Proponents of an American strike believe that we have no realistic choice other than to help Israel do as thorough a job as possible in setting back Iran’s nuclear ambitions not just for months but years — more than enough time to allow benign forces to shape events, including the possibility of Iranians overthrowing their widely detested rulers.

By contrast, skeptics fear that the lessons Iran’s leaders will draw from an American attack is that they should have gotten a bomb much sooner; and that the appropriate response to such an attack is to be more repressive at home and less receptive to diplomatic overtures from abroad. Skeptics also expect that Iran will respond to an attack by ramping up its malign regional activities, not least to embroil the U.S. in another Middle East war the Trump administration desperately wants to avoid.

I’m with the proponents. A nuclear-armed Iran, fielding missiles of ever-growing reach, is both an unacceptable threat to U.S. security and a consequential failure of U.S. deterrence. After years of Iran’s prevarications, which led even the Biden administration to give up on diplomacy, to say nothing of Iran’s cheating on its legal commitments — detailed last month in a report by the International Atomic Energy Agency — the world had run out of plausible nonmilitary options to prevent the regime from going nuclear.

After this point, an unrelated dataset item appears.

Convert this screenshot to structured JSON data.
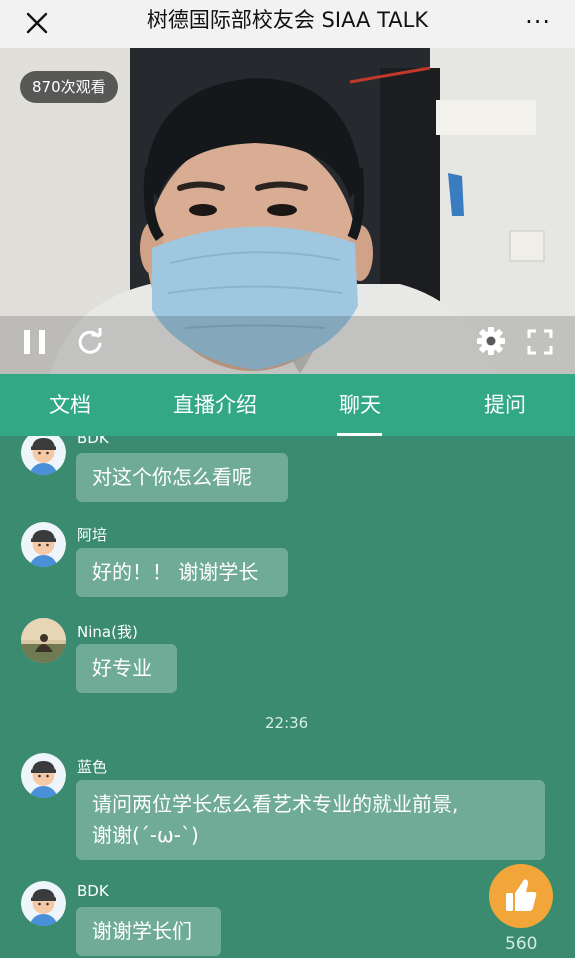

But it’s also foolish to dismiss the skeptics’ case. Unintended consequences are a fact of life. An American strike could well drive Iran to double down on its nuclear bid as insurance against future strikes, especially if the regime believes it can safely resume the effort once the attacks stop. The key to making the effects of airstrikes stick is to give the regime reason to think otherwise.

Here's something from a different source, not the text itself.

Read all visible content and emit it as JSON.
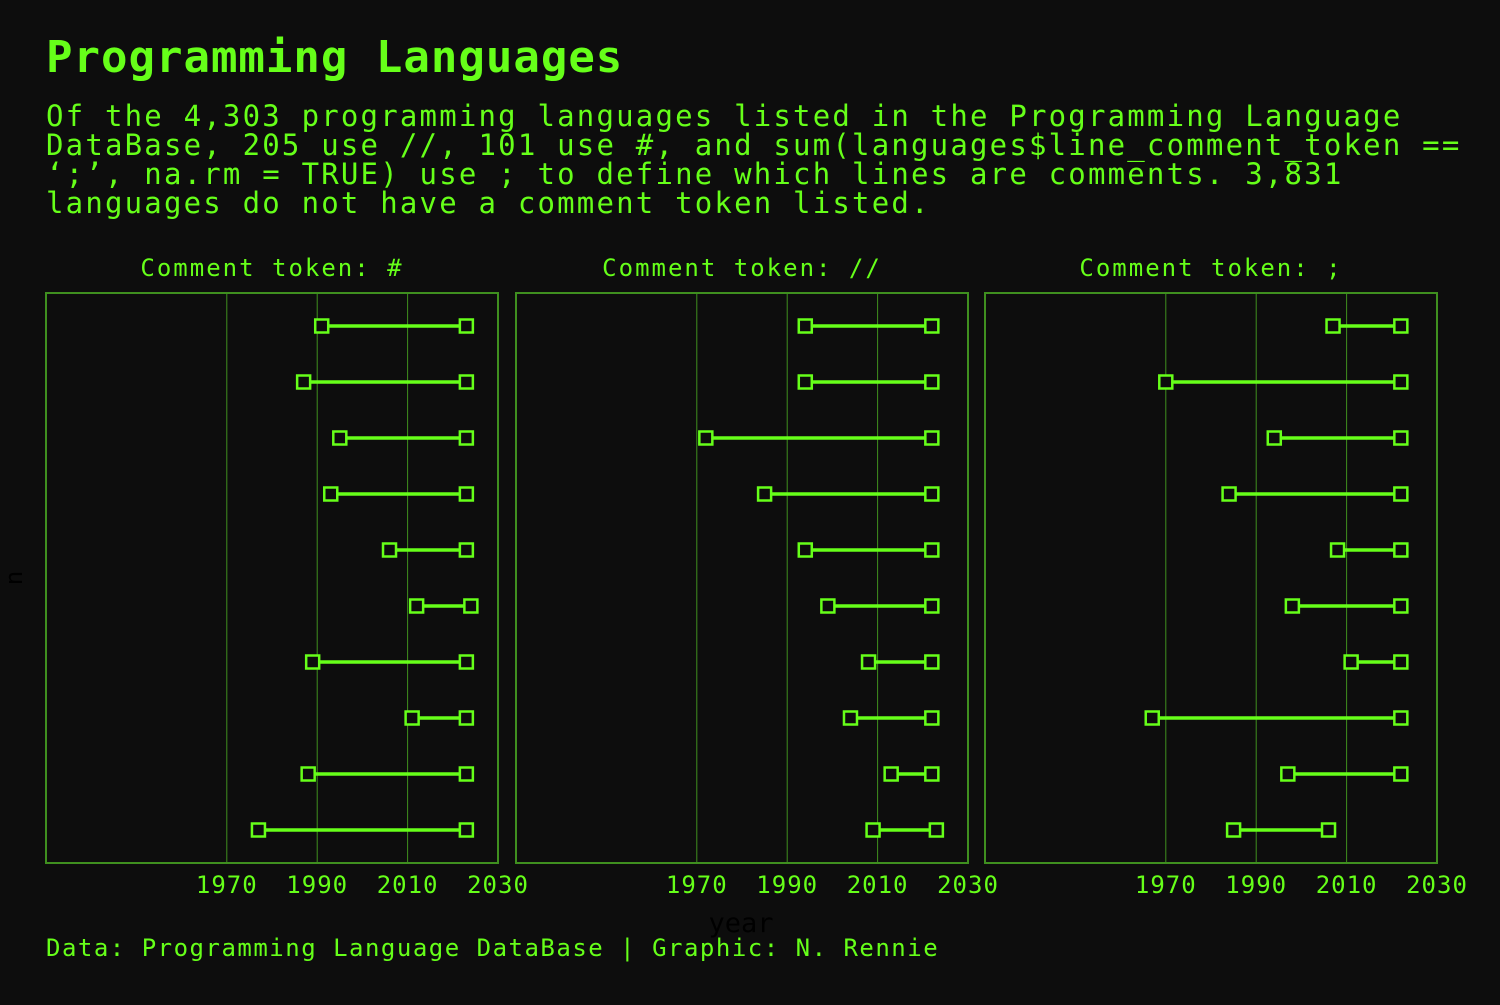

Here, then, is what Trump should do: First, drop bunker busters on Fordo and other hardened nuclear sites to ensure that Iran has no fast route to a bomb. That would need to be followed up by dropping a diplomatic bunker buster on Tehran — the proverbial offer Iran can’t refuse.

It would look like this. As an inducement, the United States could offer immediate relief from most economic sanctions, along with a pledge that neither the United States nor Israel would attack Iran’s critical energy infrastructure and other economic assets. The United States could also persuade Israel to end its bombing campaign.

The price? The regime would have to agree to two things: First, permanent, verifiable, comprehensive and immediate denuclearization, including a system of intrusive inspections and an end to its enrichment programs. Second, an end to its financial and military support for Hezbollah, Hamas and other foreign proxies. Trump could also threaten to lease stealth bombers and MOPs to Israel if Iran refuses the terms of the deal.

The supreme leader might well reject the deal out of rage or pride. But he would have to think carefully about the consequences. The regime, including its apparatus of repression, now looks weak and vulnerable to its people; they might well revolt against leaders who would choose uranium centrifuges over sanctions relief. As for Hezbollah and Hamas, they are now spent forces, yielding dwindling strategic benefits for Iran at an unaffordable financial and political cost. And if the regime still thinks it can still do anything in secret, it should ask itself how Israel was able to track down and assassinate so many of its top military commanders and intelligence officials as they slept in their beds.

Donald Trump wants to go down in history both as a peacemaker and as the man who stopped Iran from getting a bomb. And Khamenei does not want to go down in history as his regime’s last ruler. There’s a big, beautiful deal to be struck here. For all sides.